Page:Revue des Deux Mondes - 1919 - tome 49.djvu/534

La bibliothèque libre.
Le texte de cette page a été corrigé et est conforme au fac-similé.

Aussi lorsque, lassés de tant d’insolence, les États-Unis se placèrent enfin aux côtés des Puissances démocratiques dans la lutte que la France et l’Angleterre soutenaient contre l’Allemagne ; lorsque M. Wilson, définissant le caractère de leur intervention, proclama les vues d’avenir qui étaient les siennes, celles-ci apparurent si éloignées des réalités immédiates qui sollicitent d’ordinaire l’attention des hommes politiques, qu’on fut comme désorienté à Berlin et qu’on ne mesura pas du premier coup la force du coup qui était porté à l’Allemagne. Cependant l’effort américain se développait et, de concert avec celui des Alliés, submergeait toutes les résistances.

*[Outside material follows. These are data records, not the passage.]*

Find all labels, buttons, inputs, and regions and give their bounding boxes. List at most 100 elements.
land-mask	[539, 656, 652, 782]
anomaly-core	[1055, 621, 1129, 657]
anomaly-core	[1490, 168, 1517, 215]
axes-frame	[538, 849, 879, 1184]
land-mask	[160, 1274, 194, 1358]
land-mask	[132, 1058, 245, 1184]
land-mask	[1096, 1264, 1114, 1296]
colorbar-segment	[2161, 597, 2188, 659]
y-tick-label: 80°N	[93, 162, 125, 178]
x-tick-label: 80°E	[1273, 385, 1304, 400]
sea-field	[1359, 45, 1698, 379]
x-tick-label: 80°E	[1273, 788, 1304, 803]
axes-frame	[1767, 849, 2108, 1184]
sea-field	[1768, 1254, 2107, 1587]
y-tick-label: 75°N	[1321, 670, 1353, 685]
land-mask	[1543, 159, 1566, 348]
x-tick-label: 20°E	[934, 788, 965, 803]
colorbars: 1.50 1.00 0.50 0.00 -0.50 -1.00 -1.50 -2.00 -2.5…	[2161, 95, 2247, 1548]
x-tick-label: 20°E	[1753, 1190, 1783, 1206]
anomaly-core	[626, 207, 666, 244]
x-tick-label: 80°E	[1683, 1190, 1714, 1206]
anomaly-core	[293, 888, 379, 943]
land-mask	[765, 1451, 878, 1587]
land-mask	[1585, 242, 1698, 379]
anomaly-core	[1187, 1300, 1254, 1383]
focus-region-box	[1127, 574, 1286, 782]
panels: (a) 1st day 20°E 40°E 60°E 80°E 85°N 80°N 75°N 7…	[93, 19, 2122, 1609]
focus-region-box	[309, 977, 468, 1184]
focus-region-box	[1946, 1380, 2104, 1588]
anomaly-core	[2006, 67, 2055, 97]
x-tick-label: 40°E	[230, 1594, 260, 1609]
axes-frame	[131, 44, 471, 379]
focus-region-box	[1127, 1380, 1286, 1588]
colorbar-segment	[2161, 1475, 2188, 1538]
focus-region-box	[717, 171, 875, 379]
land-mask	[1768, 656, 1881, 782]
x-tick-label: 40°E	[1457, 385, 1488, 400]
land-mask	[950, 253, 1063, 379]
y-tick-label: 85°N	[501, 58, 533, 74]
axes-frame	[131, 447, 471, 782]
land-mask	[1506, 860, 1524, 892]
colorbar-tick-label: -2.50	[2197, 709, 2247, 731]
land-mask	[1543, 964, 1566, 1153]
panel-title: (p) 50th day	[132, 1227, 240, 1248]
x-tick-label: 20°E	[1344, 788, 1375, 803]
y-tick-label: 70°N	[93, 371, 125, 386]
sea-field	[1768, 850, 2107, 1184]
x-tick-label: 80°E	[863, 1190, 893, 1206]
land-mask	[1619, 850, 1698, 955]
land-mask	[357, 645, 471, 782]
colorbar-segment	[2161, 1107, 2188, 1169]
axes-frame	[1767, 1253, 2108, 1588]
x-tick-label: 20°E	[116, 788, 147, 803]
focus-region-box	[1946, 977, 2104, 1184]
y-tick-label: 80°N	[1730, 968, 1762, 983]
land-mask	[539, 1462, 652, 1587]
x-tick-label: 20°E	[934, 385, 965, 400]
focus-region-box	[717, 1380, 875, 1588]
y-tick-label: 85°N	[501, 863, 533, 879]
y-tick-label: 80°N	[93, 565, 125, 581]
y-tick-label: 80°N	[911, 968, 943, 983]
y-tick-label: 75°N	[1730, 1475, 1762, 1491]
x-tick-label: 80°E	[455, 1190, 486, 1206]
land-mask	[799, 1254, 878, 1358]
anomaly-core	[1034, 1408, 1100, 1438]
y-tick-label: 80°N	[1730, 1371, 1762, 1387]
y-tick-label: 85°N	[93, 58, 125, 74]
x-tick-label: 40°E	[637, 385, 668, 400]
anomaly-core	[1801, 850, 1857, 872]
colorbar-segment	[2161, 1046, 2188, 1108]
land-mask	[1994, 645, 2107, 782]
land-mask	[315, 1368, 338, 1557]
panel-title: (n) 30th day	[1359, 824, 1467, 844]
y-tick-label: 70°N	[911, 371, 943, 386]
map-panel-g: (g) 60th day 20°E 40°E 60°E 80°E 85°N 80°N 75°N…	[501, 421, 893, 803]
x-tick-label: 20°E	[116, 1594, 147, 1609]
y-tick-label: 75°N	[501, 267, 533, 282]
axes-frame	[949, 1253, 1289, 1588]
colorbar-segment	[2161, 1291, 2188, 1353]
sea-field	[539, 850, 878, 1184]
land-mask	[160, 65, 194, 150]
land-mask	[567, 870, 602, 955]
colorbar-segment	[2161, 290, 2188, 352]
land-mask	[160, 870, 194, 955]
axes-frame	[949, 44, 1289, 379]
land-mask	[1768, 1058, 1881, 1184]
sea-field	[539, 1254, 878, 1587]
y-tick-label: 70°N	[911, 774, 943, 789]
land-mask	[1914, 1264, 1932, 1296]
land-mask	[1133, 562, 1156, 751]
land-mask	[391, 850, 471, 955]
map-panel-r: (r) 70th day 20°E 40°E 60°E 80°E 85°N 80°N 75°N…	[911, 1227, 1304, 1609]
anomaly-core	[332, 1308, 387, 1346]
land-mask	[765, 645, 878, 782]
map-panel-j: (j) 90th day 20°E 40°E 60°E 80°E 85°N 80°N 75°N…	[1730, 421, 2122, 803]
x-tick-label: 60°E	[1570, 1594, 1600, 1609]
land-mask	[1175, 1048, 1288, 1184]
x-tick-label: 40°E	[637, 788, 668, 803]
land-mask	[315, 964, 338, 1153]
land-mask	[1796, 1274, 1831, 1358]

L’Allemagne avait commis quelques erreurs fondamentales sur les États-Unis. La première était de croire qu’il n’existait pas chez eux de véritable esprit national. Une démocratie composée d’éléments venus de tous les coins du monde, sans traditions communes, ne pouvait, aux yeux de cette nation hiérarchisée, constituer un tout homogène. L’illusion germanique reposait aussi sur les manifestations d’amour que les Américains de race allemande prodiguaient à leur pays d’origine. Pour les maintenir dans une sorte d’allégeance à l’égard de leur mère patrie, la loi Delbruck avait autorisé les Allemands à acquérir une double nationalité et à se faire naturaliser Américains sans rompre les liens qui les rattachaient à la mère patrie. Enfin, le frère de l’Empereur lui-même, le prince Henri de Prusse, avait traversé l’Atlantique pour passer en quelque sorte en revue les sociétés allemandes qui pullulaient sur le sol de l’Union. Et sans doute, il se trouvait un certain nombre d’Américains d’origine allemande restés attachés à leur ancienne patrie, mais le nombre en était petit relativement à la masse de la population, et d’ailleurs le sentiment public n’eût pas toléré chez des citoyens américains l’aveu d’une fidélité au passé qui eût été considérée comme un acte de déloyauté à l’égard de l’Amérique.

Il suffisait, du reste, de pénétrer un peu les couches profondes de la nation pour sentir l’extraordinaire puissance d’assimilation de l’idée américaine et éprouver la solidité du lien moral que crée entre les hommes la pratique de la liberté.

L’expérience la plus contemporaine apportait ainsi la preuve que ni l’unité de race ni l’unité de langage ne sont les éléments nécessaires à la formation de cette âme commune qui constitue la nationalité.